Il testo di maggioranza parte dal principio opposto, a cominciare dal titolo dell’articolo 1, “Inviolabilità e indisponibilità del diritto alla vita”. Sono due probabilmente i punti chiave della proposta della coalizione di destra-centro per “correggere” la rotta indicata dal ddl Bazoli: la costituzione di una Commissione nazionale di valutazione, di nomina governativa e mandato quinquennale, cui spetta il parere obbligatorio sulla possibilità di escludere la sanzione penale per chi assiste il suicidio (parere che l’autorità giudiziaria deve tenere in considerazione ai fini della esclusione della punibilità di chi assiste il soggetto che pone fine alla propria vita), e l’esclusione del servizio sanitario nazionale per le procedure legate all’esercizio del diritto a una fine dignitosa. Il testo, infatti, stabilisce che “il personale in servizio, le strumentazioni e i famaci di cui dispone a qualsiasi titolo il servizio sanitario nazionale non possono essere impiegati al fine dell’agevolazione dell’esecuzione del proposito di cui al medesimo articolo 580 del codice penale”. Insomma, par di capire: non si può fare, ma se proprio non si può evitare il cittadino si rivolga ai privati. In coerenza – si direbbe – con una certa visione del diritto alla salute differenziato per censo; o, alla peggio, messo a carico delle casse pubbliche ma in convenzione con strutture private.

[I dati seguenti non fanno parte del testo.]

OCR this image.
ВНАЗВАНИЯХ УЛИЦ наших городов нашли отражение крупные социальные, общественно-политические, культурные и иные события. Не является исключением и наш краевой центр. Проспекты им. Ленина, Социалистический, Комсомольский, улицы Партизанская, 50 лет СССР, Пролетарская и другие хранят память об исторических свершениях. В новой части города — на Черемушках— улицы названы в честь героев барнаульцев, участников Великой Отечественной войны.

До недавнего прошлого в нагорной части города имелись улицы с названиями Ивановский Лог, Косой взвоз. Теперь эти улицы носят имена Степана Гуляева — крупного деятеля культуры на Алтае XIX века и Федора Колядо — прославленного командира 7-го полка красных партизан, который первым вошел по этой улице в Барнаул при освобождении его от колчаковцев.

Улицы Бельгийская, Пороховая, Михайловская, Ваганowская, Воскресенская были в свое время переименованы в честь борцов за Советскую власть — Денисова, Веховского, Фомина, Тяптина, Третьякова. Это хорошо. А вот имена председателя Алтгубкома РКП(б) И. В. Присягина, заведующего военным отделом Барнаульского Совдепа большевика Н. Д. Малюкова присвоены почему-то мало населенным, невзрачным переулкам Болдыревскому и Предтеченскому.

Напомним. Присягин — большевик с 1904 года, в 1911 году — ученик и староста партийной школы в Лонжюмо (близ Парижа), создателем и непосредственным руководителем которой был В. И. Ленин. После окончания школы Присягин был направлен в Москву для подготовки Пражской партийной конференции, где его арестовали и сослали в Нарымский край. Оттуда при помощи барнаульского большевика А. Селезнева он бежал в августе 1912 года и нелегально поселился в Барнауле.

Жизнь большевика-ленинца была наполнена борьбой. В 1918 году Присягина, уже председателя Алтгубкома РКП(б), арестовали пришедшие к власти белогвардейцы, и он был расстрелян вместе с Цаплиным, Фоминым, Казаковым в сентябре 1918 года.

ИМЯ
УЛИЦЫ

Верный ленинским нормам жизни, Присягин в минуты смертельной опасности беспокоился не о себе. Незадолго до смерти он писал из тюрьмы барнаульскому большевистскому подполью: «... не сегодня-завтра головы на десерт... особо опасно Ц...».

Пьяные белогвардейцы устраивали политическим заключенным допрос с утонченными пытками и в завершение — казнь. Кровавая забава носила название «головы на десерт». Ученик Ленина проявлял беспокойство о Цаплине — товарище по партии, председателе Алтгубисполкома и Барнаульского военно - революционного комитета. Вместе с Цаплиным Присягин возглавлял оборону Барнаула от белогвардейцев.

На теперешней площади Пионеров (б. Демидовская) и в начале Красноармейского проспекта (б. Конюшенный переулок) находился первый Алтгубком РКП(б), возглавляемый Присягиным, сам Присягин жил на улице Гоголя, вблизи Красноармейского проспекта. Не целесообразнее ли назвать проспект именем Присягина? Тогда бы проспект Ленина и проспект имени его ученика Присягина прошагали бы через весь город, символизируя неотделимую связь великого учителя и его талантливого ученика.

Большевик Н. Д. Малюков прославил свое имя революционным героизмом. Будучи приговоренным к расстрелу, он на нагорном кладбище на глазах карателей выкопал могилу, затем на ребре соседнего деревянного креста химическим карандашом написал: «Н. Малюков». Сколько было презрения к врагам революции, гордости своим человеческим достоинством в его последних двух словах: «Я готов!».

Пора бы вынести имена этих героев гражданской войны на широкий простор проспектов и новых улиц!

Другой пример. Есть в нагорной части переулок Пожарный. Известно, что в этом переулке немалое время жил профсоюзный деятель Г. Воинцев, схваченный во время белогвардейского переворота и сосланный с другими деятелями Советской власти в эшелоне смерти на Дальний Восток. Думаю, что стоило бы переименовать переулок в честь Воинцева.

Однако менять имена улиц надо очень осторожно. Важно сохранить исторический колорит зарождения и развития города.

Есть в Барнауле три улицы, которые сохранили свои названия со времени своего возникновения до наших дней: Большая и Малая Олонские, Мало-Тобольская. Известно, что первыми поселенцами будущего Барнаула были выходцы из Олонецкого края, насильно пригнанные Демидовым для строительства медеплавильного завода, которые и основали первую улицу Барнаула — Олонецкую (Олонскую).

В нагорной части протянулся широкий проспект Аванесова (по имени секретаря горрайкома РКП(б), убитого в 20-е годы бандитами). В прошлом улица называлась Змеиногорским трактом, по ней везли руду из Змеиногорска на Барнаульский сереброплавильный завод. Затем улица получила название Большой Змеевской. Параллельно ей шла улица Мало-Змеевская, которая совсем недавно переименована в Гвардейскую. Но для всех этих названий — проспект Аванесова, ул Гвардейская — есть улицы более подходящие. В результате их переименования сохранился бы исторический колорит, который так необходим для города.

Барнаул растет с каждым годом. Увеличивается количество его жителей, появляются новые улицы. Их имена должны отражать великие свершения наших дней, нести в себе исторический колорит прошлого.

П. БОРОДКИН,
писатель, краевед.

Secondo Laura Santi, la giornalista perugina che si è autosomministrata il farmaco letale dopo una lunga battaglia per ottenerlo, si tratta di un testo “veramente infausto”, il cui fine “non è regolamentare ma escludere un diritto”. Il suo ultimo appello non ha risparmiato la presidente del Consiglio, Giorgia Meloni, che secondo l’accusa di Santi “ha concordato il testo sottobanco col Vaticano. Non ragionate – ha aggiunto – come membri di partito”.

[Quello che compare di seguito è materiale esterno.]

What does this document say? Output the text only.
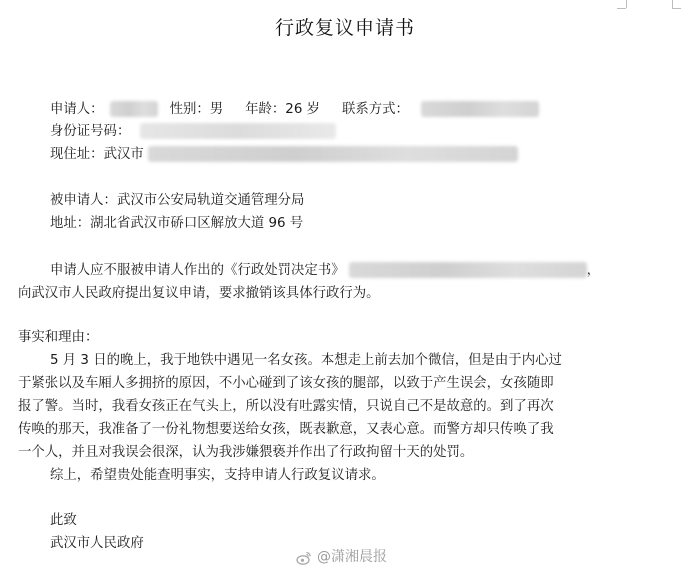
行政复议申请书
申请人：	性别：男 年龄：26 岁 联系方式：
身份证号码：
现住址：武汉市
被申请人：武汉市公安局轨道交通管理分局
地址：湖北省武汉市硚口区解放大道 96 号
申请人应不服被申请人作出的《行政处罚决定书》	，
向武汉市人民政府提出复议申请，要求撤销该具体行政行为。
事实和理由：
5 月 3 日的晚上，我于地铁中遇见一名女孩。本想走上前去加个微信，但是由于内心过
于紧张以及车厢人多拥挤的原因，不小心碰到了该女孩的腿部，以致于产生误会，女孩随即
报了警。当时，我看女孩正在气头上，所以没有吐露实情，只说自己不是故意的。到了再次
传唤的那天，我准备了一份礼物想要送给女孩，既表歉意，又表心意。而警方却只传唤了我
一个人，并且对我误会很深，认为我涉嫌猥亵并作出了行政拘留十天的处罚。
综上，希望贵处能查明事实，支持申请人行政复议请求。
此致
武汉市人民政府
@潇湘晨报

Sull’altro fronte della trincea, in una recente intervista a “Repubblica”, il cardinale Angelo Bagnasco, ex presidente della Conferenza episcopale italiana, ha liquidato come “opinioni” le accuse di Laura Santi sulle ingerenze vaticane. Facendosi interprete della Costituzione, ha spiegato che in essa la salute è tutelata come diritto dell’individuo ma anche come “interesse della collettività”, denunciando in sostanza come deriva individualista la pretesa di regolamentare il diritto al suicidio assistito. Quindi “la Chiesa ha il dovere di dire le proprie convinzioni” e il parlamento “interverrà, spero, tenendo conto che nessuna autorità umana decide il bene e il male in assoluto. C’è una legge naturale che è il fondamento dei valori morali”.

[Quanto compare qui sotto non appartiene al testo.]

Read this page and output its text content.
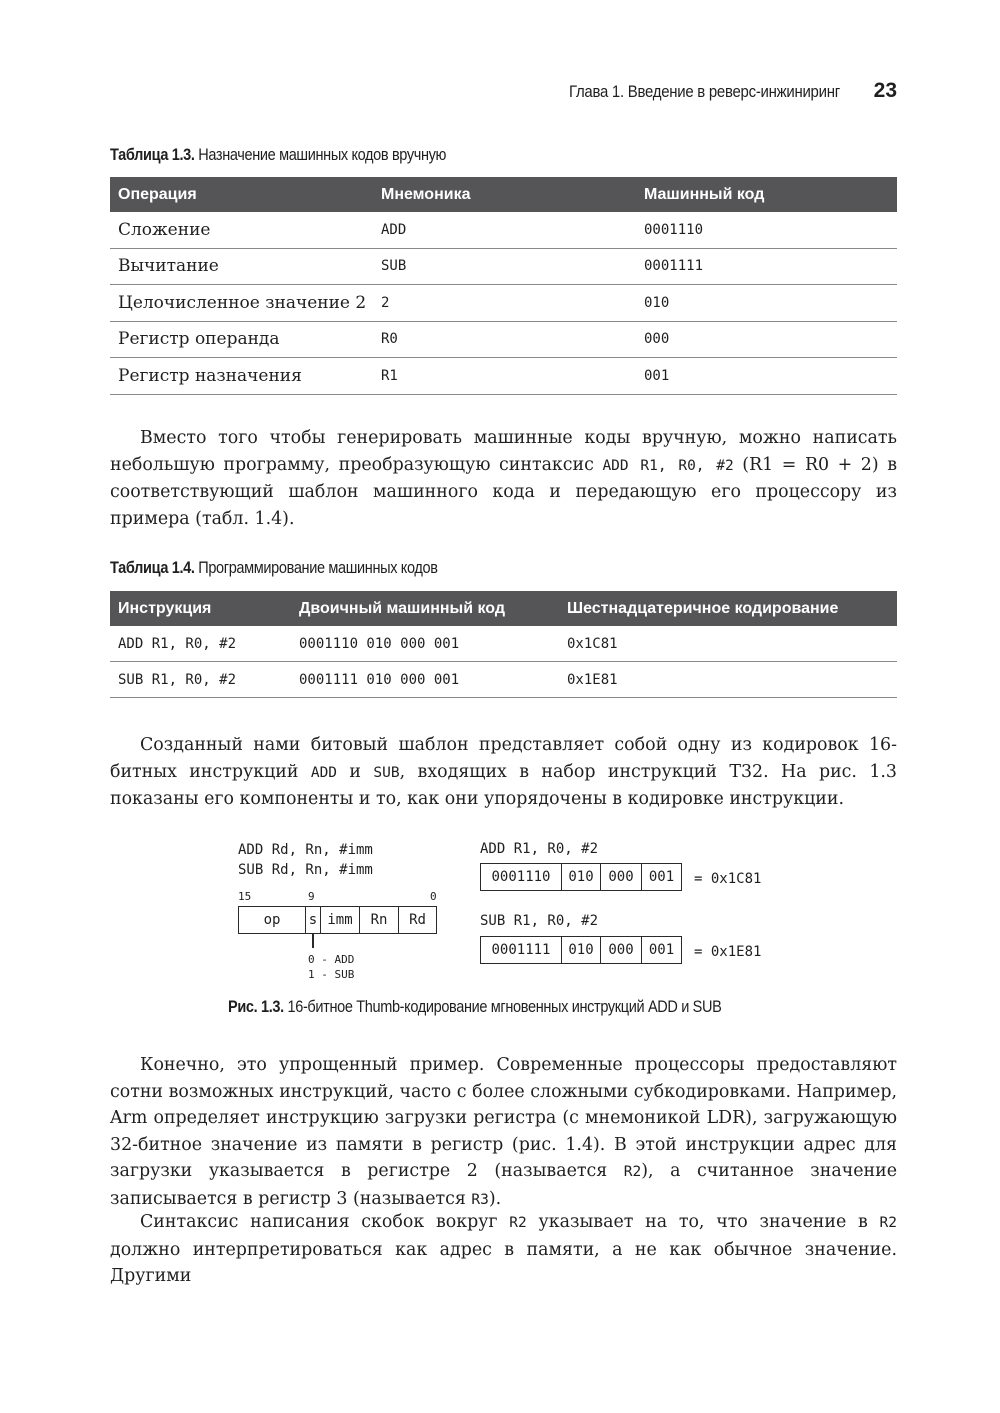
Глава 1. Введение в реверс-инжиниринг 23
Таблица 1.3. Назначение машинных кодов вручную
Операция	Мнемоника	Машинный код
Сложение	ADD	0001110
Вычитание	SUB	0001111
Целочисленное значение 2	2	010
Регистр операнда	R0	000
Регистр назначения	R1	001

Вместо того чтобы генерировать машинные коды вручную, можно написать небольшую программу, преобразующую синтаксис ADD R1, R0, #2 (R1 = R0 + 2) в соответствующий шаблон машинного кода и передающую его процессору из примера (табл. 1.4).

Таблица 1.4. Программирование машинных кодов
Инструкция	Двоичный машинный код	Шестнадцатеричное кодирование
ADD R1, R0, #2	0001110 010 000 001	0x1C81
SUB R1, R0, #2	0001111 010 000 001	0x1E81

Созданный нами битовый шаблон представляет собой одну из кодировок 16-битных инструкций ADD и SUB, входящих в набор инструкций T32. На рис. 1.3 показаны его компоненты и то, как они упорядочены в кодировке инструкции.

ADD Rd, Rn, #imm
SUB Rd, Rn, #imm
15	9	0
op	s imm	Rn	Rd
0 - ADD
1 - SUB
ADD R1, R0, #2
0001110	010	000	001	= 0x1C81
SUB R1, R0, #2
0001111	010	000	001	= 0x1E81
Рис. 1.3. 16-битное Thumb-кодирование мгновенных инструкций ADD и SUB

Конечно, это упрощенный пример. Современные процессоры предоставляют сотни возможных инструкций, часто с более сложными субкодировками. Например, Arm определяет инструкцию загрузки регистра (с мнемоникой LDR), загружающую 32-битное значение из памяти в регистр (рис. 1.4). В этой инструкции адрес для загрузки указывается в регистре 2 (называется R2), а считанное значение записывается в регистр 3 (называется R3).

Синтаксис написания скобок вокруг R2 указывает на то, что значение в R2 должно интерпретироваться как адрес в памяти, а не как обычное значение. Другими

Dovessimo scommettere su quale appello ascolteranno con più attenzione i senatori di maggioranza alla ripresa dei lavori sul “ddl fine vita”, se quello di Bagnasco o quello di Laura Santi, avremmo pochi dubbi. Ma la sentenza della Consulta qualche paletto lo fissa: e questo lascia spazio, almeno in teoria, a un lavoro fatto “con equilibrio ed empatia”, come auspicato dalle opposizioni. Prime risposte a settembre.